Si dans les hautes sphères on a tenté de contraindre la parole, cette dernière semble s’être libérée partout ailleurs… Lors de la grande marche républicaine du 11 janvier il y avait un peu moins de 4 millions de personnes dans les rues, sachant que le pays comporte 66 millions d’habitants, calculer le nombre de personnes qui n’y étaient pas, ainsi que l’âge du capitaine ! On a eu beau mobiliser le tissus associatif, éditer des pin’s, imprimer des autocollants et évoquer l’épisode tragique dans le feuilleton Plus belle la vie (de France 3), rien n’y a fait… certains n’ont montré aucune compassion pour les victimes (qu’ils s’agissent des policiers, des punks de Charlie ou des clients de l’Hypercasher), aucun dégoût pour la violence islamiste, ou si peu, aucun sentiment d’appartenance collective face au drame… La grande vomissure de haine s’est déversée sur les réseaux sociaux, dans les forums internet, sur les zincs des troquets … Plus grave, depuis la tuerie, on a enregistré une cinquantaine d’interpellations pour apologie du terrorisme, et déjà une dizaine de condamnation a été prononcée. Le vivre-ensemble a pris un sacré coup dans l’aile ! L’attentat à la rédaction de Charlie a révélé cruellement une école de la République impuissante face aux provocations et aux violences – des centaines d’incidents ont été signalés à travers le pays lors de la minute de silence organisée en mémoire des victimes. À Senlis, dans l’Oise, un lycéen a été passé à tabac par des élèves d’un établissement voisin, qui lui reprochaient d’avoir exprimé sa tristesse face au drame. La victime est issue du lycée général de la ville. Les agresseurs d’un établissement professionnel. Le Parisien parle de « guerre des lycées », et indique que les caïds heurtés dans leurs convictions (Wesh su’l’Coran !) prétendent vouloir continuer à « buter du Charlie Hebdo ». Presque simultanément à Châteauroux dans l’Indre un lycéen était tabassé par trois camarades pour avoir affiché son soutien au mouvement «Je suis Charlie». Une élève justifie l’extrême violence au Figaro : «Faut comprendre aussi, toucher à la religion, c’est plus que limite» ; quant au chef d’établissement il semble avoir pris toute la mesure du problème : « C’est de leur âge » déclare t-il. La crispation religieuse et communautaire semble être à son comble. Bravades adolescentes ? Pas que… Réponse du Ministère ? Le déploiement en grande pompe de « référents laïcité »… On serait presque tentés d’en rire.

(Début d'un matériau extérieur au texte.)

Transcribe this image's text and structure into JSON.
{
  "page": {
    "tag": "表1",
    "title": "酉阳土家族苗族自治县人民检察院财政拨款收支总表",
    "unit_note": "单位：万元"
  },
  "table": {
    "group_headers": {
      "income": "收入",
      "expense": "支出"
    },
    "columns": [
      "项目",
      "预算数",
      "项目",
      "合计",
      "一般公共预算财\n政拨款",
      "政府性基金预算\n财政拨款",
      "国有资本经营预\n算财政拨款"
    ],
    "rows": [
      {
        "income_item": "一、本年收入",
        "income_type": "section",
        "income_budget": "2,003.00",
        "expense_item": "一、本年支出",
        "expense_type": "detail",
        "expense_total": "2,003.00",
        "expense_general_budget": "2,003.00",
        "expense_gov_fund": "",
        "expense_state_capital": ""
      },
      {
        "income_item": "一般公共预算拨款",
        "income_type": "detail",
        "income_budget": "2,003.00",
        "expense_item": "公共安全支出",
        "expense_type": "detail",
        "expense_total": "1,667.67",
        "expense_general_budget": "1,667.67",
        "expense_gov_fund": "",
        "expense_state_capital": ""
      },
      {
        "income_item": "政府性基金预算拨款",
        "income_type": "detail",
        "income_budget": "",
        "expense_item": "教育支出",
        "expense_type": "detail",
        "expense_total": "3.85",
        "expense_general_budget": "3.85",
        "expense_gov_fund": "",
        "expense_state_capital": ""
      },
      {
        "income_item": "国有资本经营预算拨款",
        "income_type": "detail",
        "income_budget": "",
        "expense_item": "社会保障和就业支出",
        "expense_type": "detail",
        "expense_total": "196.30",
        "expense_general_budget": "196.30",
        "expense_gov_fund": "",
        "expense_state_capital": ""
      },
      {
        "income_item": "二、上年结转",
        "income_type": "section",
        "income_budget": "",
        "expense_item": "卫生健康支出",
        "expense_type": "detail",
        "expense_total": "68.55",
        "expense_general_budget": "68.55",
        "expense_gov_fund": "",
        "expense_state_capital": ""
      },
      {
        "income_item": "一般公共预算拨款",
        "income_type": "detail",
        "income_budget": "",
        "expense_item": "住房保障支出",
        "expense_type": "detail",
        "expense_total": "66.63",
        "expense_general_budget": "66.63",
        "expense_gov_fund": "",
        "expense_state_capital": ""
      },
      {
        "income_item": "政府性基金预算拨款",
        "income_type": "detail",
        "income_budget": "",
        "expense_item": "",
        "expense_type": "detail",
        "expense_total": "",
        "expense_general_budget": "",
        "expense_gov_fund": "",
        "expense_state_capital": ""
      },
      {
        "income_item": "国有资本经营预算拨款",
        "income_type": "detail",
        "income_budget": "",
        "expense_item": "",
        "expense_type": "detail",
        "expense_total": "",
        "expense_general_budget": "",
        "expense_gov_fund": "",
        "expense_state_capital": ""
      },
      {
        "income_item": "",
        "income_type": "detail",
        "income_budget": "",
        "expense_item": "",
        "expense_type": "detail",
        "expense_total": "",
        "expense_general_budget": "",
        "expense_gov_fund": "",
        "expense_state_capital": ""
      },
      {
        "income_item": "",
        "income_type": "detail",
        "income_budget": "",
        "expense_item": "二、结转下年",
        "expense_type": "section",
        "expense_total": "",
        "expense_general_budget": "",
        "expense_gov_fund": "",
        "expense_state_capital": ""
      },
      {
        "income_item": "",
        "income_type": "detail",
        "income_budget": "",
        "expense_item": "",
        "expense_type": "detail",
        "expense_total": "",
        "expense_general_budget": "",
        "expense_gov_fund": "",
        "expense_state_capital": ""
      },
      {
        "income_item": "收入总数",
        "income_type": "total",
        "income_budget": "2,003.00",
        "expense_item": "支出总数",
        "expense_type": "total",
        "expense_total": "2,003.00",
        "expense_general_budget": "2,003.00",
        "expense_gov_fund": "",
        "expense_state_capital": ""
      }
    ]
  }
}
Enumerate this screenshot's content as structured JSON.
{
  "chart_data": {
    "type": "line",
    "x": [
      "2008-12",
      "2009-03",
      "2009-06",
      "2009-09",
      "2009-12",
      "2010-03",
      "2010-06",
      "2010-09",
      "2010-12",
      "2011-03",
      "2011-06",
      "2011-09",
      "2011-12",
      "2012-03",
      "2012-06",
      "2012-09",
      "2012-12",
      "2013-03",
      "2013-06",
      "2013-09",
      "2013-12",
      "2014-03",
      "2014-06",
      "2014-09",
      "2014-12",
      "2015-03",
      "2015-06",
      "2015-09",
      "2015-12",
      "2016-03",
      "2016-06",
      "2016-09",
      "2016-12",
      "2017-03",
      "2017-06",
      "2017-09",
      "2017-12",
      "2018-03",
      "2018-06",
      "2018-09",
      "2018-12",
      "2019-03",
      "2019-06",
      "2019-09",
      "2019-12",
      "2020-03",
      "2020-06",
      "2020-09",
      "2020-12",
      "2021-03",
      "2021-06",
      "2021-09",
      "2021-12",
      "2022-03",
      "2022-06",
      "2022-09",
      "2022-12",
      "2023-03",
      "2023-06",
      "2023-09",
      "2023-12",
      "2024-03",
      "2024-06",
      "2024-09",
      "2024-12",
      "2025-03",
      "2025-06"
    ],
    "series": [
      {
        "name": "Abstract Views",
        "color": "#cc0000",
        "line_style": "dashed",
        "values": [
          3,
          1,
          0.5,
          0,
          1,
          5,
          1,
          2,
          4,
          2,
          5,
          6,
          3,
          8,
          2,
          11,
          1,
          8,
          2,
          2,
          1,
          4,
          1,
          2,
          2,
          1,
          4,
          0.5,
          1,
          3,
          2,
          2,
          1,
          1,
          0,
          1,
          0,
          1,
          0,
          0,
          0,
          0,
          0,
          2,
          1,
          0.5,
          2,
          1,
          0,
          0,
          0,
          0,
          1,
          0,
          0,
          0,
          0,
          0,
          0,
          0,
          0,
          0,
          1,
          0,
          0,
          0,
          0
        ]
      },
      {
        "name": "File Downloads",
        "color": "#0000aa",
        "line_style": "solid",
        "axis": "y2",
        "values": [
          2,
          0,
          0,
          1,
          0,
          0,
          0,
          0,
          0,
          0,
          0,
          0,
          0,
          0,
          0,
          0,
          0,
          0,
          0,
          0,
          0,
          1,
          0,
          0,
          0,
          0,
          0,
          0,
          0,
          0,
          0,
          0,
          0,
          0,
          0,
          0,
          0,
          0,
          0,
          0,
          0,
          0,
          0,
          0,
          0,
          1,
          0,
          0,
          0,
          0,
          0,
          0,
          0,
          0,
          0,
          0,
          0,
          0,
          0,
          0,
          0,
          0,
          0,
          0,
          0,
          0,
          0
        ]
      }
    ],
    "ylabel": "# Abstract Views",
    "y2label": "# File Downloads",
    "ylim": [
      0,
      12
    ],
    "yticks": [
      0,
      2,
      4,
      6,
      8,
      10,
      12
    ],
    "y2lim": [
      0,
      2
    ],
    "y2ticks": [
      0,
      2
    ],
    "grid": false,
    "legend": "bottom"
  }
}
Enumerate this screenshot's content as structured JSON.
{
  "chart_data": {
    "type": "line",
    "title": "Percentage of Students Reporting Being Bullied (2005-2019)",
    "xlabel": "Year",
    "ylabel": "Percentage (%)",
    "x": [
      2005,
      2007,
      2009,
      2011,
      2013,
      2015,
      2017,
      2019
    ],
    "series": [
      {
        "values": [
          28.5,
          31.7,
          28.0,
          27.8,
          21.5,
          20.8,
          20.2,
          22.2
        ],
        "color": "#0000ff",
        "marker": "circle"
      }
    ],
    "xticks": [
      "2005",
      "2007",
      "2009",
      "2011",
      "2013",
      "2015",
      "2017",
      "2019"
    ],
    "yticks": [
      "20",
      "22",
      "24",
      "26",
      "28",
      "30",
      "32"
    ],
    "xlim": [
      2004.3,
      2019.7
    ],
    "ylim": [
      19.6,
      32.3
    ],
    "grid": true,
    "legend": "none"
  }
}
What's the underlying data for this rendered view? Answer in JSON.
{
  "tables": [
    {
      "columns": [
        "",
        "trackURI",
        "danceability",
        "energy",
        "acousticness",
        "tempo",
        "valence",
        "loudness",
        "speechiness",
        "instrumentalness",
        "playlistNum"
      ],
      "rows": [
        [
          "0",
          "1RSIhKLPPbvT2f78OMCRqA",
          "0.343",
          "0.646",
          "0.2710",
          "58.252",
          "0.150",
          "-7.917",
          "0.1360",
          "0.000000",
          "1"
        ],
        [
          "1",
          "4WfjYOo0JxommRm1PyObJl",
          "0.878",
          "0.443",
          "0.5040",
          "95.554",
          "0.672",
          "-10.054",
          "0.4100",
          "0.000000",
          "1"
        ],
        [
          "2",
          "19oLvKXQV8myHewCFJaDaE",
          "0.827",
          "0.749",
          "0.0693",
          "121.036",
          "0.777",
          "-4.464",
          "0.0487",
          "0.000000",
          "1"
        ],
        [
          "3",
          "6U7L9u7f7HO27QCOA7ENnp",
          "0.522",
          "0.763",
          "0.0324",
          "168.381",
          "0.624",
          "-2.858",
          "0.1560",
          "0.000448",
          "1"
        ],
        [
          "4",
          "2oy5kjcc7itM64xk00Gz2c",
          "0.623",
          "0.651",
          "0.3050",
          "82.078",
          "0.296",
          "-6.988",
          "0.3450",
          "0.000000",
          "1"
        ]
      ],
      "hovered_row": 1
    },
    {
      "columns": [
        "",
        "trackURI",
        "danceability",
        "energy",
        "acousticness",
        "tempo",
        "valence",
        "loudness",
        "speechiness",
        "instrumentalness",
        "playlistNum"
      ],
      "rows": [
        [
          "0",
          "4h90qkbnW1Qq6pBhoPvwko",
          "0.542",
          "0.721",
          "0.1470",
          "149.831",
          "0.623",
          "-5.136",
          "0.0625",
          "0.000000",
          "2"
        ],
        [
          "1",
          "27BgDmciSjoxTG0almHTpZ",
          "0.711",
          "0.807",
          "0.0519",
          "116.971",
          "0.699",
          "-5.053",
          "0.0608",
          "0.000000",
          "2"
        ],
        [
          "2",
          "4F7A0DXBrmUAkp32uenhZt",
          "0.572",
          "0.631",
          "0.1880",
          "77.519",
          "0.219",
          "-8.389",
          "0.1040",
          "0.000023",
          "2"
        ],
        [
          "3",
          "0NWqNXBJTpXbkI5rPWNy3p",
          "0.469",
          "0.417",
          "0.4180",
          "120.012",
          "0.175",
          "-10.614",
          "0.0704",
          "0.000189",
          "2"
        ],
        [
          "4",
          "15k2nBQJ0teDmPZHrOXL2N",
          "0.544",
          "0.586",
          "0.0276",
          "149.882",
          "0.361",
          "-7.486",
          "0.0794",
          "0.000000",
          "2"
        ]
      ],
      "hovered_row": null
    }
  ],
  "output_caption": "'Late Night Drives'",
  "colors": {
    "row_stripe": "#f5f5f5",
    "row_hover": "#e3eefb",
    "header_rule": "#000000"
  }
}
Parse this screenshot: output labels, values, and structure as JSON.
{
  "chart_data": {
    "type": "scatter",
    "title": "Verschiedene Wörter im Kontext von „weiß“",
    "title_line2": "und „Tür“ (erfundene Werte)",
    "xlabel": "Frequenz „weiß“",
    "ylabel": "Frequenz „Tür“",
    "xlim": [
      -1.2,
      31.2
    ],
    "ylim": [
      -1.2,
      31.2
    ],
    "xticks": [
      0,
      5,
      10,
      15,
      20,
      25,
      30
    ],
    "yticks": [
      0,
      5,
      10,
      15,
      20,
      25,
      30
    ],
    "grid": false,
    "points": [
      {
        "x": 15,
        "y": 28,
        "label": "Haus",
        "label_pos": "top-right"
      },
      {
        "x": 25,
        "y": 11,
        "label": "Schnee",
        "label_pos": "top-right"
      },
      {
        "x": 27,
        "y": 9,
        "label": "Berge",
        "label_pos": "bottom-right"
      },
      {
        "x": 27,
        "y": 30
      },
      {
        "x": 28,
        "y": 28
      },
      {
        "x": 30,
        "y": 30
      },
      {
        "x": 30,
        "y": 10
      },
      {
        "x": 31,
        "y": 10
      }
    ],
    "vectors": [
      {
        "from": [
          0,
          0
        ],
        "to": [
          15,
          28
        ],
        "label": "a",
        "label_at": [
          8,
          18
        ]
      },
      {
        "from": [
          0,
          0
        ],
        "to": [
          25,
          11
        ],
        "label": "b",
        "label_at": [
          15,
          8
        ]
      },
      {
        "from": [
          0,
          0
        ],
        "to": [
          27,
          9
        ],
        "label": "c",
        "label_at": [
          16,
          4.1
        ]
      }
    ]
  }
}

Au-delà des débats sur le sexe des anges, sur la formule chimique exacte qui fabrique les terroristes (Responsabilité des prisons ? Responsabilité des autorités laissant les coudées franches à des imams intégristes dans certains territoires, etc. ?) il faut s’interroger sur toute cette France qui non seulement « n’est pas Charlie » (c’est son droit), mais exprime – à travers une insensée sympathie envers les assassins du 7 janvier – sa haine de la France, sa haine de la liberté d’expression, sa haine de l’autre… Et ce que le drame de Charlie nous révèle, à travers les diverses prises de paroles et actes qui ont suivi, c’est le terrible ressentiment qui semble animer une partie de nos compatriotes, tentés par un repli communautaire tragique, et par un obscurantisme qui nous conduit droit à l’affrontement.

En cela les pathétiques portes-flingues du 7 janvier ont déjà réussi leur coup : accélérer encore le clash entre les communautés, les religions, les « cultures »… S’il est urgent de réformer les services de renseignement, il l’est tout autant de prendre acte de ce ressentiment qui gonfle comme une voile, et d’en souligner inlassablement la bêtise. La bêtise-beauf, qui est la chose du monde la mieux partagée. Mais comme le déclarait Cabu à nos confrères du Parisien en octobre dernier : « Bien sûr, on vise à dénoncer la bêtise. Mais comme le beauf a rarement conscience d’être beauf, cela ne sert pas à grand-chose… »

*Photo : B.K. Bangash/AP/SIPA. AP21679221_000006.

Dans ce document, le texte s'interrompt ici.